Friday, March 27, 2009

Busy Beavers

So here is an analogy. The beaver population is growing. Beavers make dams. They make dams out of trees. So...as long as there are still plenty of trees around, the beaver population should continue to grow, right?

It sure seems to be the case. So say beavers represent Human beings and dam building represents the global economy and trees represent oil.

Oil reserves are declining, much of the global economy is based on oil, so the economy should continually contract.

This would be like a bunch of busy beavers cutting down all the trees faster than they could regenerate.

But what if the beavers only used up one species of tree, the species beavers seemed to prefer? Say it was birch trees, for the sake of argument. Say 99% of beaver dams were composed of birch trees and birch trees were declining.

You could make some seemingly airtight arguments that beavers would begin declining with the decline of birch trees.

The hidden assumption here is that beavers would not be able to adapt to exploiting new sources of wood.

That's the assumption behind peak oil. That humanity and by extension the global economy cannot adapt to a new source of fuel and thus there will be no more growth as we "outstrip" the resources neccessary to sustain our current population and rate of economic growth.

So are there a bunch of veritable oak trees, maple trees and pine trees around? Are there enough alternatives? Can they be as efficient as the declining "birches"(energy sources) in building "dams" (economy)? That is the question.

Another hidden assumption related to the above is the assumption that trees=dams. A beaver dam is "simply" a bunch of trees. It neglects the intelligence behind the equation. This is a blindspot of a materialistic worldview. Materialistic worldviews neglect role of human consciousness in nearly every equation.

This is the argument that "We eat oil." Actually we don't. I mean you could say we eat sunlight, or each other by the same logic. Our food is the result of photosynthesis, which is how plants turn sunlight into sugar. So we eat sunlight, sunlight that has been turned into carbohydrates or animal proteins.

Labor is also part of food production, human farmers provide the labor. So you could say we eat farmers also as easily as you could say we eat oil. We eat their hands and arms and legs and torsos, especially their backs (you know farming is hard work, you have to put your back into it) We eat farmer brains, because intelligence goes into food production, just like beaver intelligence goes into dams.

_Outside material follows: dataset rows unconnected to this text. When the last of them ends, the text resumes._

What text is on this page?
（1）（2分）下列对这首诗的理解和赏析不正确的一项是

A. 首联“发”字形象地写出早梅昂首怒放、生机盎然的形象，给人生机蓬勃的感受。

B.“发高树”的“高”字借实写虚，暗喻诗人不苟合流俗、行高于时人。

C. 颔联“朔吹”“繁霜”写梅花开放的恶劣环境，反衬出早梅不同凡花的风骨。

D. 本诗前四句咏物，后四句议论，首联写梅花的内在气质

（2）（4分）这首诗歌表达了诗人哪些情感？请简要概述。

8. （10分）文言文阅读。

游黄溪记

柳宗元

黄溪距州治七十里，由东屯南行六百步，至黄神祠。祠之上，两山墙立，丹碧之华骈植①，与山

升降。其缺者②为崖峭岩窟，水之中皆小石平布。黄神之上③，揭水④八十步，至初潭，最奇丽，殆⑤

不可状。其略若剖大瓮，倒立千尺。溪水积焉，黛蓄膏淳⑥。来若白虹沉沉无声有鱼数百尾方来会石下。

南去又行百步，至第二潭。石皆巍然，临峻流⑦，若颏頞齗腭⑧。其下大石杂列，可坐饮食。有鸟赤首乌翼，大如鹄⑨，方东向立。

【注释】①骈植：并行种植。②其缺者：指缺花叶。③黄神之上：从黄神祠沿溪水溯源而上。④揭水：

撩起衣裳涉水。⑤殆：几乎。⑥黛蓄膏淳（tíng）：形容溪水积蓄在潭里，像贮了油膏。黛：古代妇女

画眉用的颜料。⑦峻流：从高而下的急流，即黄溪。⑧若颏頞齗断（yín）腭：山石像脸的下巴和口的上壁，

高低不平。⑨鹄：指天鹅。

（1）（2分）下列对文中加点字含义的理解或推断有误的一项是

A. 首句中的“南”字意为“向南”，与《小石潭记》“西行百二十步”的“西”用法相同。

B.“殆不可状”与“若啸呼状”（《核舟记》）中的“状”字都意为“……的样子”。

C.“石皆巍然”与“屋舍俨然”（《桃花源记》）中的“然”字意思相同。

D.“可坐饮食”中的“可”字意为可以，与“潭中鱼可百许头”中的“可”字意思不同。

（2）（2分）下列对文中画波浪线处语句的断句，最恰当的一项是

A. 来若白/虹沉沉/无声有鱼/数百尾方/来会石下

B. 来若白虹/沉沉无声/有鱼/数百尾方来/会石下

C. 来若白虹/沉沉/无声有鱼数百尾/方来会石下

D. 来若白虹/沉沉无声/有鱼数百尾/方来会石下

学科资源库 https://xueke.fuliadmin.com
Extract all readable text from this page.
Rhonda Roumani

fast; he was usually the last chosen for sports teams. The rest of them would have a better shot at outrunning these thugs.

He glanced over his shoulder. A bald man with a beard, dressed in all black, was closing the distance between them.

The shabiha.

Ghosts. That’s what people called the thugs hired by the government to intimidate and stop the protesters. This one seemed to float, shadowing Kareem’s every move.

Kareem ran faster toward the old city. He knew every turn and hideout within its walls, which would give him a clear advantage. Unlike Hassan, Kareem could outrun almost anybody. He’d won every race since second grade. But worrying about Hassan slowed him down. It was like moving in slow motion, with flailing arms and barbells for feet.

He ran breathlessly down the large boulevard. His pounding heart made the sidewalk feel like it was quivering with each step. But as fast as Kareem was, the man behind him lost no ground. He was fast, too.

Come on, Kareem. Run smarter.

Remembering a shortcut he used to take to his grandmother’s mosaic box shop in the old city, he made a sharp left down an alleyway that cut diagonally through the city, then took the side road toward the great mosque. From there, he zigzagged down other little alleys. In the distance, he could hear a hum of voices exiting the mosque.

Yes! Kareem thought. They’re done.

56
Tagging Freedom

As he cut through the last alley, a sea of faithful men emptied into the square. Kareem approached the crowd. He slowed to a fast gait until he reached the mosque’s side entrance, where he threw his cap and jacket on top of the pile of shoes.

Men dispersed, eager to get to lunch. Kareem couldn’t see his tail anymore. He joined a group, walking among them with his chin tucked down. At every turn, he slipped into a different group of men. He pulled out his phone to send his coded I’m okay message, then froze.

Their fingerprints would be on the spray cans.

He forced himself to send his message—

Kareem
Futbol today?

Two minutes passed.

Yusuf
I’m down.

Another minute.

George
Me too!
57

That's not any more ridiculous than saying we eat oil because the machinery, runs on oil, and the fertilizer is made of oil.

Its all just sunlight and intelligent organization. I know, oil is sunlight too, condensed liquid sunlight.

It takes intelligence to get the energy from it however. That's the part that gets overlooked. Its like oil is birch and we busy beavers came to favor birch over other trees for whatever reason, but that's not to say we can't adapt.

I know I can get into all these complex arguments about EROI, etc. All that really involves is looking backwards and saying "see the beavers used birch in the past! that's because its the only tree they could have used! We know this because that is the tree they used. We know all the other trees won't work because they weren't used.

Its a circular argument. It makes sense in a way because, we have used a lot of oil and still are dependent on it and there are alternatives that at the present time have not proven to be cheaper and more efficient than fossil fuels. Its easier to look backwards than forwards. But the bottom line is that its human intelligence that extracts the energy from the oil. Its doesn't create energy to grow food and feul the economy just sitting in the ground any more than trees create beaver dams without being cut down and arranged by the beavers. A beaver dam is not simply trees. Its trees plus beaver intelligence.

Our economy is not simply resources such as oil. Its resources plus human intelligence. Throughout history as certain resources declined others were opened up. The constant has been human intelligence. Human intelligence remains at work, just like the beavers.